Reading through your comments about Apple Music, the iPhone maker’s new $10 per month music-streaming service with 24/7 radio and other features, one crucial question seems to preoccupy the collective hearts and minds of those contemplating switching from Spotify: offline playback.
Thankfully, Apple’s confirmed that its new streaming service will indeed permit music lovers to save their playlists and songs for offline playback, just like Spotify does.
“As an Apple Music member you can add anything from the Apple Music library — a song, an album or a video — to your collection,” according to a statement by an Apple representative issue to Re/code.
“And that’s just the warm-up act. From there you can create the perfect playlist from anything you’ve added. You can save it for offline listening and take it on the road.”
This is great news!
The new Music section on Apple’s website confirms this as well.
From the looks of this chart, it doesn’t seem the free trial will be available on Android, the reason being that it requires signing up with an Apple ID so that credit cards on file can be charged after three months.
Apple probably doesn’t want to implement Apple ID support in an Android app, and my best bet is that they’re doing so for security reasons.
“Apple Music for Android features are limited to paid members only,” reads the fine print.
Be that as it may, I’m very relieved by offline playback as any lack of it could prompt me to stick with Spotify.
As things stand now, I’m definitively going to take advantage of the free three-month trial before kissing Spotify good-bye for good. If Apple’s service turns out to be a dud, I’ll just continue using Spotify.

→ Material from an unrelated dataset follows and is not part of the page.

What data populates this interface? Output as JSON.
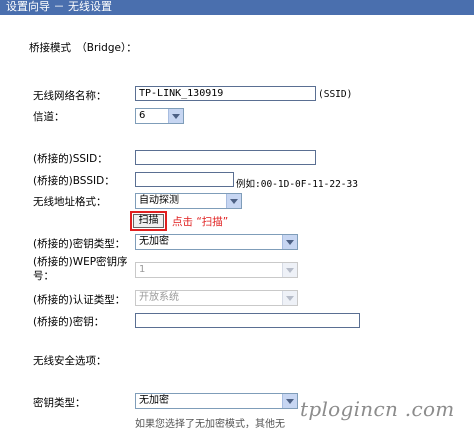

It’s a good thing that Apple Music will be available on Android via a dedicated app. But there’s one area where Spotify still has the upper hand over Apple Music: rich third-party support.
Spotify provides an API for developers so apps like Algoriddim’s djay Pro for iPhone, iPad and Mac let you mix Spotify tracks straight from the cloud, which is pretty darn awesome in my book.
Additionally, the popular Swedish music service is available in far more places than Apple Music, including gaming consoles, wireless speakers, dedicated MP3 players and a host of other audio accessories.
Apple Music will be available starting on June 30 in over 100 countries and across the iPhone, iPod touch, iPad, Mac and PC. Starting this fall, Apple Music will be coming to Apple TV and Android phones.
Whether or not Apple chooses to open up its fledgling music service to app and device makers remains to be seen but the company would be wise to do so because for all the seamlessness and vertical integration of its ecosystem, we now live in a multi-platform, multi-screen world, wouldn’t you agree?